Kevin Noonan | Tuesday, September 27, 2011

“Moneyball” missed being the best movie of the summer by a measly two days. Since it was released on Sept. 23, it is technically in the “fall” category. Which is too bad, because it would have easily been the best movie of the summer, redeeming a lackluster season for Hollywood.

I tried my hardest to remove all of my own personal bias when seeing this film. I’m a baseball nerd. I love baseball and I love all the seemingly insignificant statistics and trivial bits of knowledge that come with it at its deeper levels.

Billy Beane is one of my heroes. Before I saw this movie I had read the book on which it was based, I knew the successes and failures of his system, I knew about his infamously volatile personality and I had even tried to read some of Bill James’s works, the man who pioneered the mathematical theories on which Beane based his teams.

I was not going into this movie as a casual fan interested in a unique story. I was going in as a self-proclaimed expert of the source material, skeptical that a film could capture the essence of Michael Lewis’ “Moneyball: The Art of Winning an Unfair Game,” one of the most influential books in baseball history.

But they did it. They nailed it. Brad Pitt was not playing a character named Billy Beane. He was Billy Beane. Pitt was scary good. He brought Beane’s subtle sarcasm and notable charm, as well as his terrific temper to life with zero effort.

The only thing he couldn’t do was talk like Beane, because this was a PG-13 movie. It seemed like the director of the movie squeezed in as many expletives as possible, but in the book, Beane uses four letter words like he’s getting paid for it.

I, obviously, found the baseball part of the movie fascinating. This is one of the few chances baseball fans will ever get to see on the big screen how the baseball establishment does its business behind closed doors.

I also noticed the movie didn’t overwhelm the audience with baseball statistics and terminology, so non-baseball fans will not get bored with the sports-specific information.

But what made this movie great was not the specifics about sabermetrics. Rather, it was the overall focus on the human element and story behind Beane’s struggle to succeed against the established system.

At its heart, that is what this story is about. This was two men, Beane and Paul De Podesta, fictionalized in the movie as Peter Brand and played by Jonah Hill, who had an idea. They had a new way of doing things, and everyone told them they were wrong. But they believed in what they were doing, they stuck with it and in the end they changed history.

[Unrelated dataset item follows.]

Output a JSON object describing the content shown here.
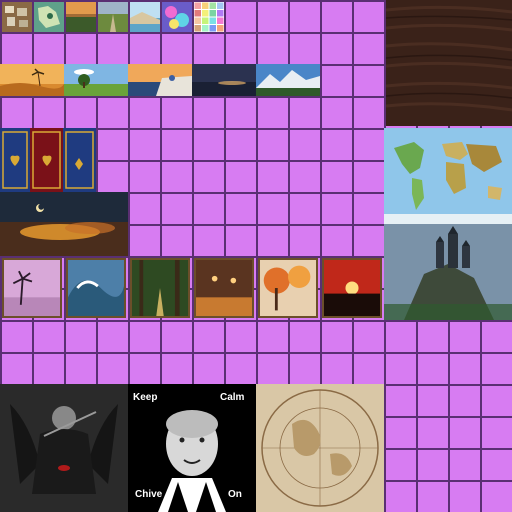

At that level, this isn’t a niche market sports movie. This is a film about American ideals and triumph over adversity, using the drama of professional sports as its backdrop.

But the story does not stop there. The film does an excellent job of focusing on the personal stories of its characters. The interactions between Beane and his daughter show him to not just be the grumpy executive that was at the stadium, but also a loving, devoted, divorced father.

All in all, “Moneyball” is a fantastic movie, possibly the best baseball movie since the turn of the century. Baseball fans will appreciate this.

Besides, any movie that takes a shot at Scott Boras deserves a pat on the back.